Alex Burgers receives NSF CAREER Award to advance quantum communications

Alex Burgers received a National Science Foundation (NSF) Faculty Early Career Development Program (CAREER) Award for research on technologies to develop quantum networks, titled “Integrating Ytterbium Atoms with Nanophotonics for Creating Modular Quantum Architectures Connected via Telecom Photons.”
Quantum networks enable the transmission of protected information. One way to send that information is by routing photons—units of light emitted by excited atoms—through thin strands of glass or plastic called optical fibers.
Similar to a bit of 0 or 1 in classical computing, the fundamental information unit of quantum computing is a qubit. Burgers will use the internal states of ytterbium atoms as the qubits in his system, which are then entangled with the photons that they emit.

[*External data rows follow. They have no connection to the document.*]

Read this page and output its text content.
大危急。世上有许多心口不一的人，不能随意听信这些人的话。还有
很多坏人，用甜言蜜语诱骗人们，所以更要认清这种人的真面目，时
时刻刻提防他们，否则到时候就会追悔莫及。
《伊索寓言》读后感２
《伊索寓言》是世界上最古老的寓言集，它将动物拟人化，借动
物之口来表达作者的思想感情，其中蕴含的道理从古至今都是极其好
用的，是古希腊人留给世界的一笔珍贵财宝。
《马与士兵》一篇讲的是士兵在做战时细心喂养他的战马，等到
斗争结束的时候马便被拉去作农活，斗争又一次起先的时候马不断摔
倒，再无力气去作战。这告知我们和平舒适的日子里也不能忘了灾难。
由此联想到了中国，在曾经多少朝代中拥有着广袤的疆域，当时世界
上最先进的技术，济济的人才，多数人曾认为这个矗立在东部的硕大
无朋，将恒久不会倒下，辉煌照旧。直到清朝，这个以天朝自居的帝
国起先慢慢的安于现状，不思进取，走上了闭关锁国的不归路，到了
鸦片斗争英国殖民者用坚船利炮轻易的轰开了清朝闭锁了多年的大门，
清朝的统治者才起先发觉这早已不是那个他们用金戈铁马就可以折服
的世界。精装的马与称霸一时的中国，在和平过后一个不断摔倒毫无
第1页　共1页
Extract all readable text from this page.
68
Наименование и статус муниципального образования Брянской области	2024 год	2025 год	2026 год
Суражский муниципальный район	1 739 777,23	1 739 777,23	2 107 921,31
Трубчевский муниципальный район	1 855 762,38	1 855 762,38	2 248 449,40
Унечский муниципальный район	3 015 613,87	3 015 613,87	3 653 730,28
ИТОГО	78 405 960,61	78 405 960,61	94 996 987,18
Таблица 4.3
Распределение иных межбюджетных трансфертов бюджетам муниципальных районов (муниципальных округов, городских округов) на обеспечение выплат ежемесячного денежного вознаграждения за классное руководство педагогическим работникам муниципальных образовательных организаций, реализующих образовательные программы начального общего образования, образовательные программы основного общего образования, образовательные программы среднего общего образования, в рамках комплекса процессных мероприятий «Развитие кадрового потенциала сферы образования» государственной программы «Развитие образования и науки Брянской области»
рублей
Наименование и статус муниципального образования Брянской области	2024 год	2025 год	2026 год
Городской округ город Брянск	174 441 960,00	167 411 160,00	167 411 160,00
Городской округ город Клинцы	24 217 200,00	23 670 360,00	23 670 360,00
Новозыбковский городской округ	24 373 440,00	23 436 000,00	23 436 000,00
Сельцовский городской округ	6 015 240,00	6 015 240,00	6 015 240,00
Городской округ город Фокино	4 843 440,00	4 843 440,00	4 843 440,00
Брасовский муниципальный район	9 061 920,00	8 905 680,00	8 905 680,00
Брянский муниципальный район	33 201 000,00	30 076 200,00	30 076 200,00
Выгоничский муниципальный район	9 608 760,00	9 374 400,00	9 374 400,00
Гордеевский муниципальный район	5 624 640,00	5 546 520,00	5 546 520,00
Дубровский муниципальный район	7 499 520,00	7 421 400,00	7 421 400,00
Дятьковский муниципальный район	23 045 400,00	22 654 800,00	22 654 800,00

“Entanglement means that the state of the photon tells you something about the state of the qubit; they are inextricably connected,” explained Burgers, assistant professor of Electrical and Computer Engineering. “A photon can travel long distances, carrying that entanglement with it. Then, by making a special kind of measurement on that photon, we can entangle additional systems that are farther away to make a network.”
Ytterbium has several benefits over other atoms for quantum applications. It has a metastable, or long-lasting, excited state that lends itself to the types of measurements Burgers will perform on the entangled photons. It also emits photons with frequencies in the telecommunications band, which are best-suited for transmission through optical fibers.
“The sweet spot for optical fibers is in the telecommunications band, so having an atom that emits in that frequency range is really advantageous for integrating into existing telecommunications infrastructures,” said Burgers.
Burgers will use custom chips fabricated at the Lurie Nanofabrication Facility that have miniature optical (“nanophotonic”) cavities—mirrors facing each other, designed to catch the light emitted from an excited atom—built into them. With a series of highly-focused laser beams called optical tweezers, he can capture individual ytterbium atoms and move them just above the nanophotonic cavities on the chips. From there, an emitted and entangled photon can be controlled and directed into the optical fiber to travel to another node in the network.

This CAREER Award will support the Quantum Optics Lab in developing a robust and scalable quantum networking platform, capable of efficiently linking separate quantum systems. Burgers’ research team will ultimately explore experimentally uncharted territories in quantum science and develop the quantum workforce through educational opportunities for high schoolers, undergraduates, and graduate students.
Burgers earned his PhD in Physics at the University of Michigan in 2015. He did postdoctoral research at the California Institute of Technology and Princeton University prior to his return to Michigan as an assistant professor in 2022. He has received research funding from AFOSR, DARPA, and ARO, in addition to his NSF CAREER Award.